Pourquoi ce gamin était-il en train de lui dire un truc aussi sensé et aussi difficile à entendre aussi ? Il avait tout compris en si peu de temps, et Tom savait qu'il était en train de lui dire la vérité, vérité qu'il avait nié pendant longtemps. Avec toute l'innocence que Bill avait encore, malgré tout, il était en train de lui montrer l'évidence. S'il ne faisait rien, il n'aurait rien.

« Tu...tu as sans doute raison », il haussa les épaules, il lui faudrait du temps pour vraiment l'assimiler.

« Peut-être »

Il sourit et reprit ses couverts.

« Et toi Bill, qu'est-ce que tu veux faire ? »

« Rock Star ! », s'exclama le garçon.

« Rien que ça ! » sourit Tom.

« Te moque pas ! »

« Jamais ! » Et Tom était sérieux, même s'il souriait. Il avait l'impression que Bill pouvait faire n'importe quoi s'il le décidait, enfin aurait pu faire n'importe quoi...

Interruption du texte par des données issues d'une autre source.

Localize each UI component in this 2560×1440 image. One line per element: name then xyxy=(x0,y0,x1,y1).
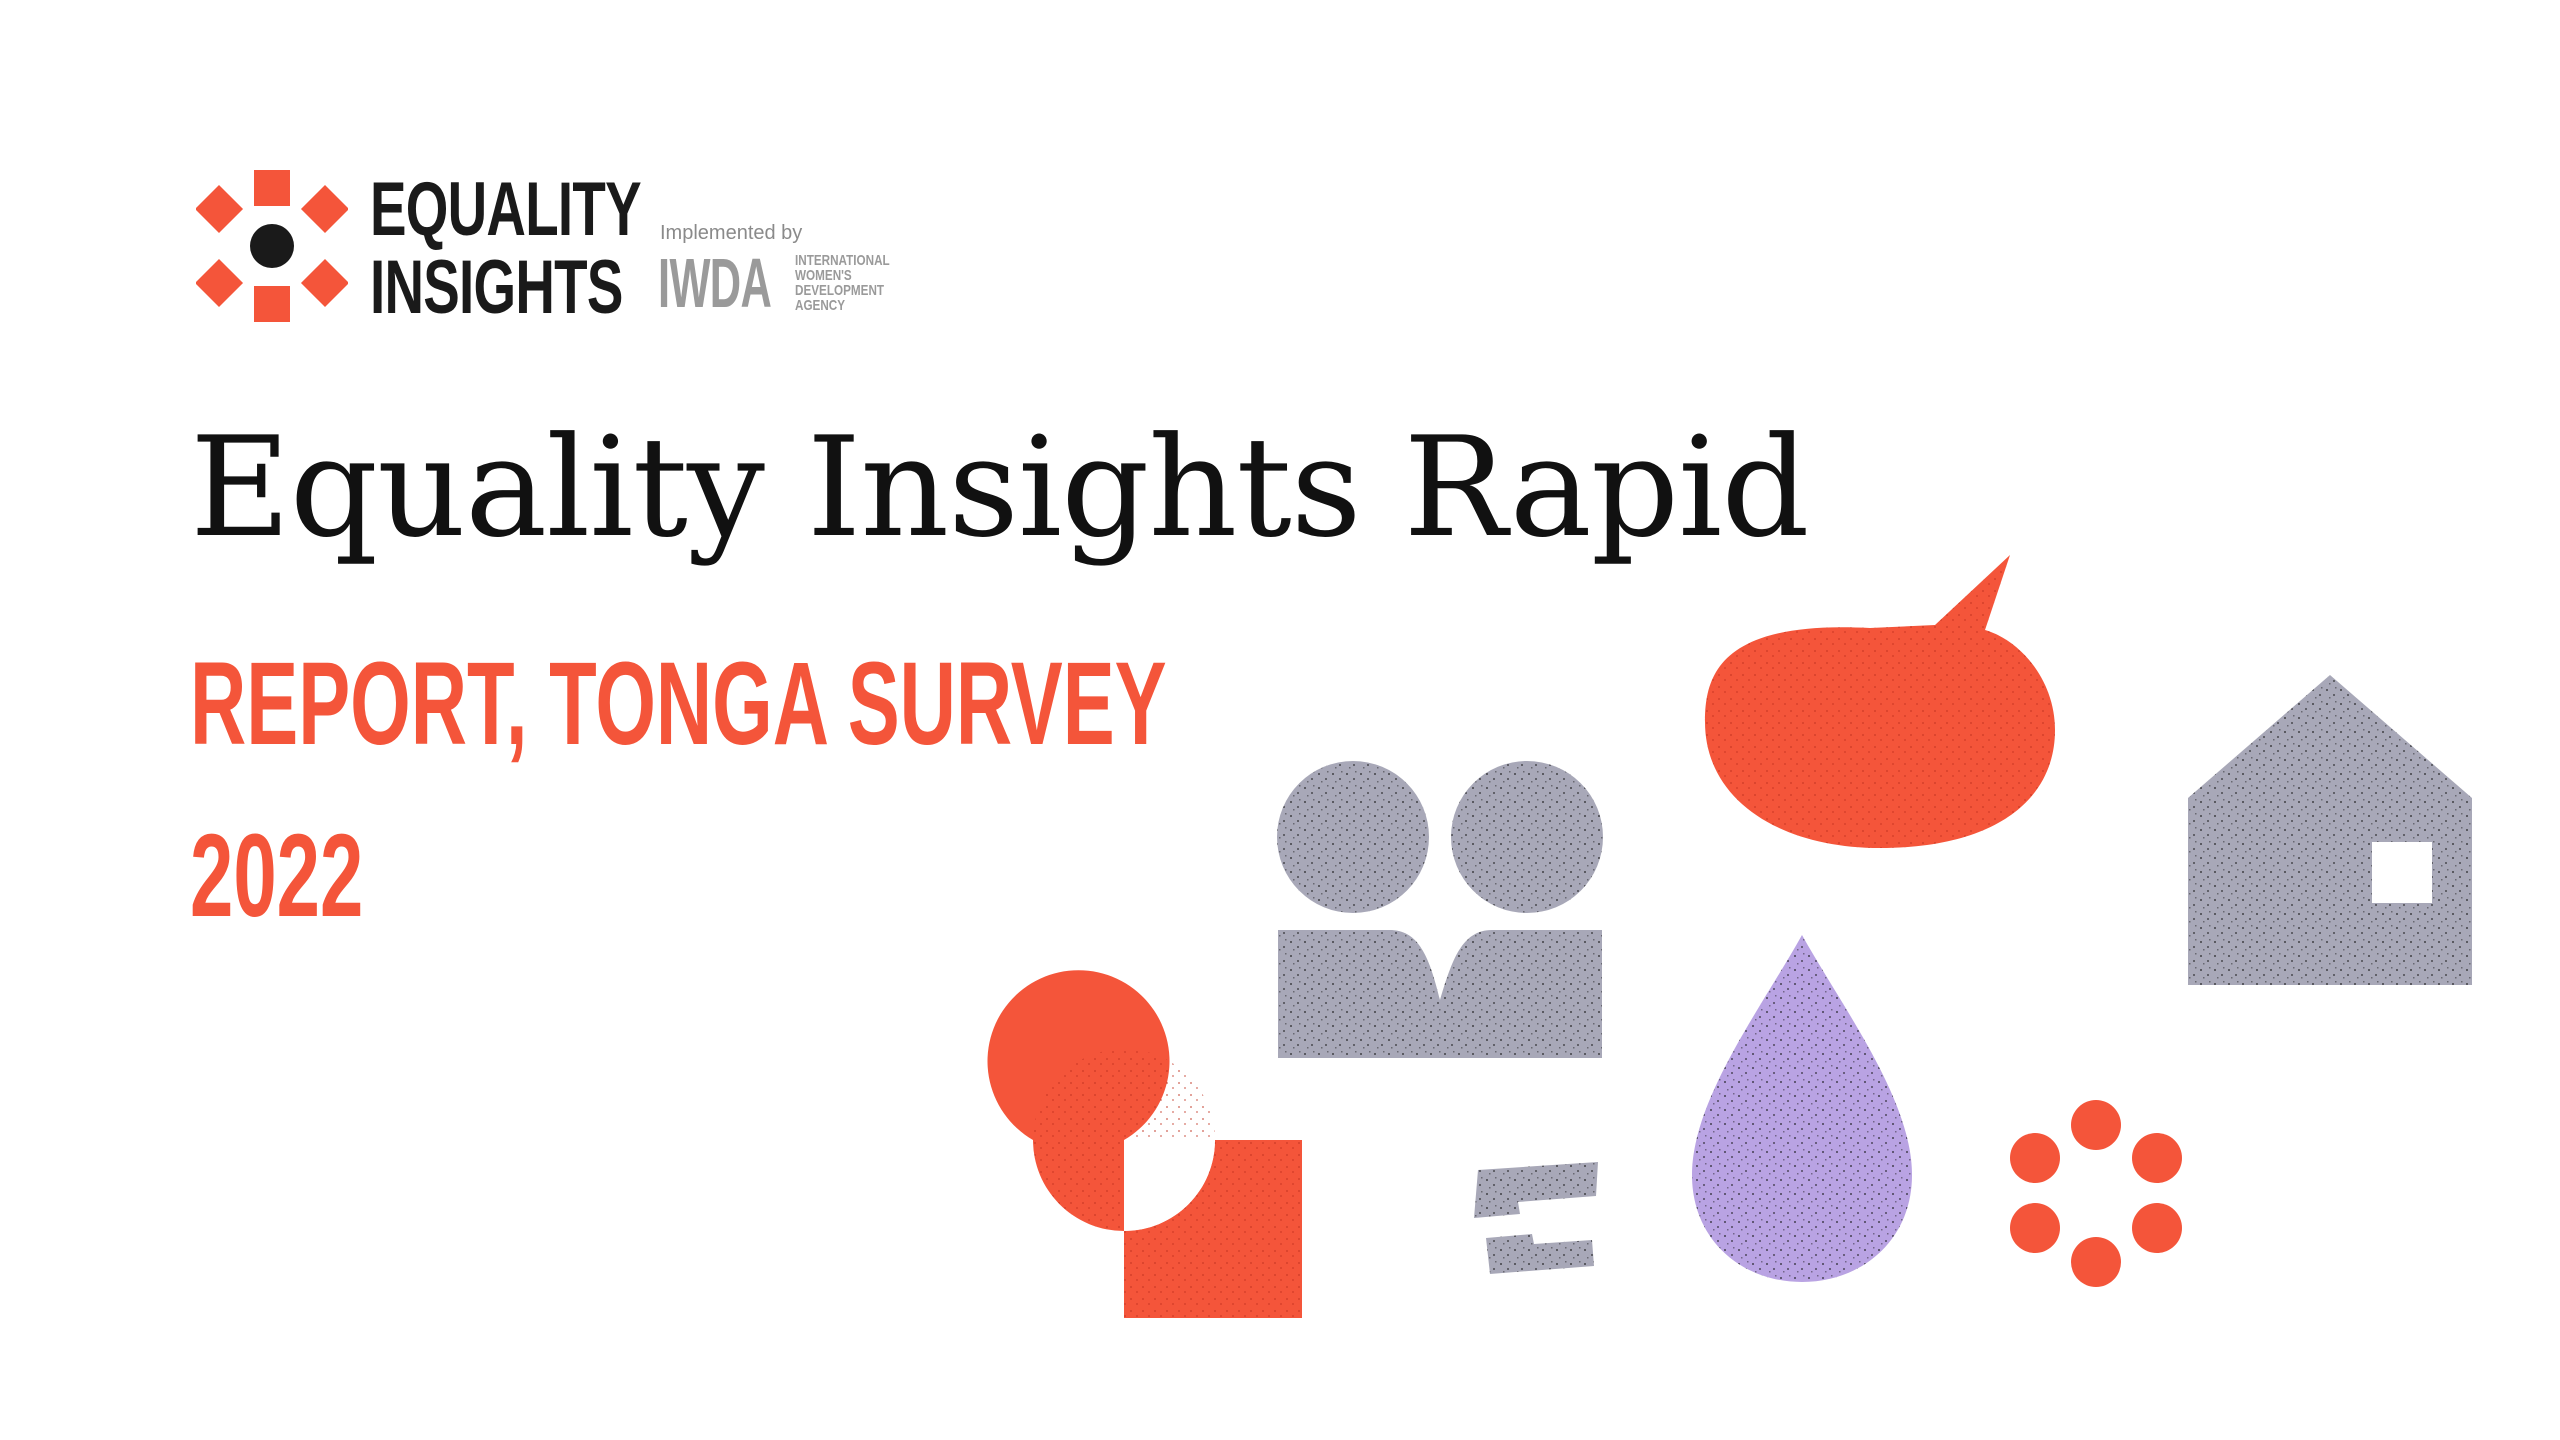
brand-wordmark-line1: EQUALITY xyxy=(370,167,642,252)
dots-ring-icon xyxy=(2010,1100,2182,1287)
bracket-icon xyxy=(1474,1162,1598,1274)
implemented-by-label: Implemented by xyxy=(660,222,803,244)
brand-wordmark-line2: INSIGHTS xyxy=(370,245,623,330)
house-icon xyxy=(2188,675,2472,985)
iwda-logo-text: IWDA xyxy=(658,244,772,322)
equality-insights-logo-icon xyxy=(196,170,348,322)
iwda-name-line: DEVELOPMENT xyxy=(795,282,885,299)
iwda-name-line: INTERNATIONAL xyxy=(795,252,890,269)
page-title: Equality Insights Rapid xyxy=(190,407,1810,568)
report-subtitle: REPORT, TONGA SURVEY xyxy=(190,638,1167,770)
two-people-icon xyxy=(1277,761,1603,1058)
water-drop-icon xyxy=(1692,935,1912,1282)
report-year: 2022 xyxy=(190,810,364,942)
speech-bubble-icon xyxy=(1705,555,2055,848)
iwda-name-line: WOMEN'S xyxy=(795,267,852,284)
brand-wordmark: EQUALITY INSIGHTS xyxy=(370,172,642,330)
iwda-full-name: INTERNATIONAL WOMEN'S DEVELOPMENT AGENCY xyxy=(795,252,890,314)
circle-square-icon xyxy=(987,970,1302,1318)
iwda-name-line: AGENCY xyxy=(795,297,846,314)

« Oui, je voudrais être chanteur, tu sais dans un groupe. Un groupe de rock hein ! Faire le tour du monde. Avec des groupies dans les coulisses. Faire n'importe quoi. Hurler, pleurer, rire, rêver. Sex, drug and rock'n roll. Quoi que... », il fit la moue. « Je suis pas très sûr pour la drogue. »

« En effet, c'est pas le meilleur aspect. », rit Tom.

« Enfin bon, j'aurai probablement pas le temps de devenir une star, mais j'aime bien y penser. »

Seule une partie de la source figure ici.